Sábado, 28 de noviembre de 2015 | Hoy
Por Jorge Tartarini
Entre 1830 y 1960 llegaron a la Argentina alrededor de 3.500.000 personas provenientes de casi todas las regiones de Italia. A su llegada a estas tierras, los italianos establecieron vínculos profundos y perdurables con nuestro país, hoy presentes en múltiples aspectos de nuestra vida cultural, social y económica. Esta peculiar relación tuvo en el terreno de la arquitectura un poderoso vehículo de expresión que permitió plasmar obras de excepcional calidad. Desde la tradición del albañil peninsular, que dejó el sello de la refinada calidad artesanal italiana en pueblos y ciudades, hasta creaciones impares de arquitectos formados en los principales centros y academias de Italia.
En los primeros años del siglo XX, los estilos antiacademicistas –en sus modalidades Art Nouveau, Liberty y Floreale– estuvieron representados por magníficos arquitectos y artesanos italianos, como Virginio Colombo y Francisco Gianotti, con sus trazados libres y estilizados, casi fluidos, sus motivos vegetales con variedad de hojas y flores, la predilección por suaves tonos verdes, amarillos, lilas en la decoración, y también su favoritismo por ciertos materiales como el hierro, el vidrio, las mayólicas, y juegos escultóricos sobre las fachadas. Próximo a las creaciones de este estilo, pero en combinaciones propias y de difícil filiación, se encuentra la obra de Mario Palanti. En la producción de éstos y otros arquitectos antiacadémicos se aprecia una condición común: el diseño total de la obra, desde sus menores detalles constructivos, decorativos y ornamentales, artefactos, equipamiento interior, etc.
Francisco Terencio Gianotti había nacido en Lanzo, un pueblo próximo a Turín y, tras residir entre 1899 y 1906 con su hermano Juan Bautista en Bruselas, pasa luego a Milán, graduándose en la Academia de Arquitectura y Bellas Artes de Turín. En 1910 colaboró en el montaje del Pabellón de Italia en la Exposición del Centenario. En 1912 proyectó la Galería Güemes o Pasaje Florida. En el subsuelo, tenía un teatro, un cabaret y un restaurante; pisos de vivienda que daban a Florida y pisos de oficina sobre San Martín; en la terraza del piso 14, otro restaurante, con mirador. Gran impacto causó la combinación de iluminación natural y artificial de la bóveda y la broncería del pasaje, también presente en los escaparates las puertas de los ascensores. En 1915 Gianotti sorprendería a la ciudad con otra gran realización, la Confitería del Molino, un catálogo de formas Art Nouveau, presentes en el diseño de los vitrales multicolores, los mosaicos opalinos, los bronces en los capiteles de las columnas, las cerámicas al oro en la mansarda, la herrería, los artefactos de iluminación y su cúpula de esquina con cuatro aspas giratorias, emblema del establecimiento.

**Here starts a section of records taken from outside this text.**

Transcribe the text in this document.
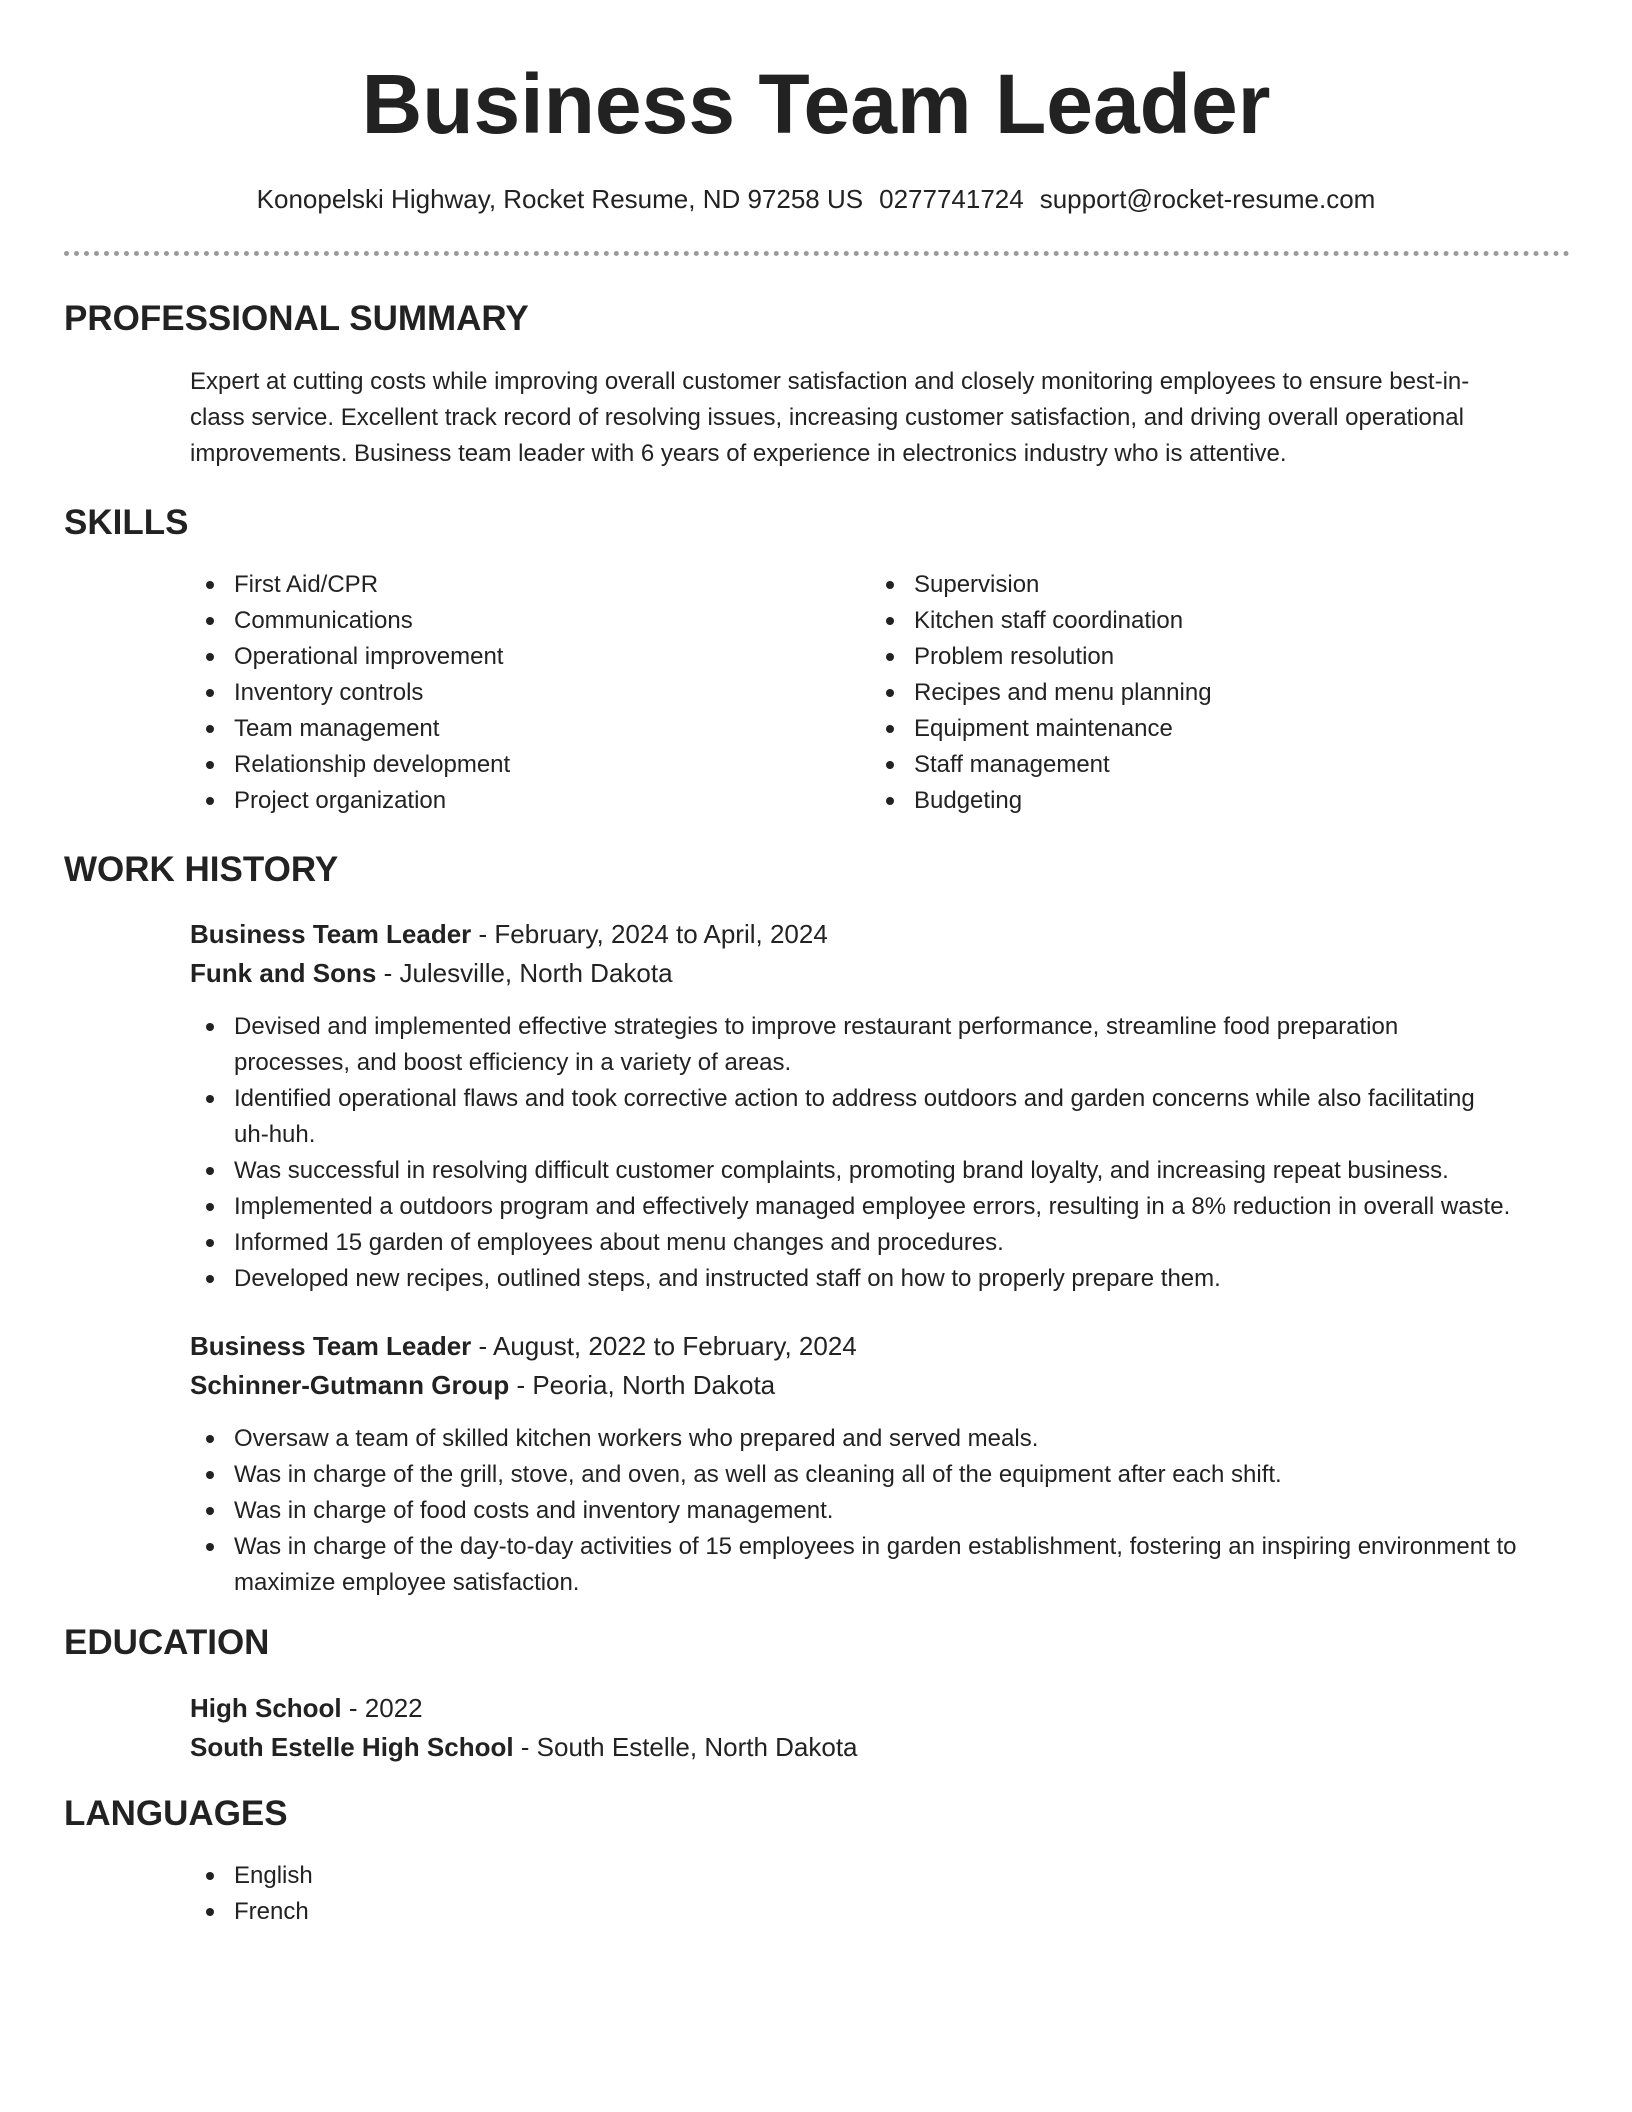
Business Team Leader
Konopelski Highway, Rocket Resume, ND 97258 US 0277741724 support@rocket-resume.com
PROFESSIONAL SUMMARY
Expert at cutting costs while improving overall customer satisfaction and closely monitoring employees to ensure best-in-
class service. Excellent track record of resolving issues, increasing customer satisfaction, and driving overall operational
improvements. Business team leader with 6 years of experience in electronics industry who is attentive.
SKILLS
First Aid/CPR
Communications
Operational improvement
Inventory controls
Team management
Relationship development
Project organization
Supervision
Kitchen staff coordination
Problem resolution
Recipes and menu planning
Equipment maintenance
Staff management
Budgeting
WORK HISTORY
Business Team Leader - February, 2024 to April, 2024
Funk and Sons - Julesville, North Dakota
Devised and implemented effective strategies to improve restaurant performance, streamline food preparation
processes, and boost efficiency in a variety of areas.
Identified operational flaws and took corrective action to address outdoors and garden concerns while also facilitating
uh-huh.
Was successful in resolving difficult customer complaints, promoting brand loyalty, and increasing repeat business.
Implemented a outdoors program and effectively managed employee errors, resulting in a 8% reduction in overall waste.
Informed 15 garden of employees about menu changes and procedures.
Developed new recipes, outlined steps, and instructed staff on how to properly prepare them.
Business Team Leader - August, 2022 to February, 2024
Schinner-Gutmann Group - Peoria, North Dakota
Oversaw a team of skilled kitchen workers who prepared and served meals.
Was in charge of the grill, stove, and oven, as well as cleaning all of the equipment after each shift.
Was in charge of food costs and inventory management.
Was in charge of the day-to-day activities of 15 employees in garden establishment, fostering an inspiring environment to
maximize employee satisfaction.
EDUCATION
High School - 2022
South Estelle High School - South Estelle, North Dakota
LANGUAGES
English
French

La Confitería del Molino, que en estos días ha ganado los medios y la opinión pública por motivos conocidos, a la vez que testimonio histórico del Buenos Aires de 1915 y obra arquitectónica ejemplar, también es un merecido tributo a la acción desplegada por profesionales, técnicos y artesanos italianos en nuestro país durante más de tres siglos.
Un legado cultural enorme, que se extiende a infinidad de huellas, presentes en los hábitos, usos, costumbres y estilos de la sociedad argentina. Una presencia que, con el paso del tiempo, se ha hecho tan nuestra como italiana en su origen. Y que Fernando J. Devoto, un especialista del tema, resume sabiamente al afirmar que “nada es específicamente italiano en la Argentina, pero casi todo de algún modo lo es”.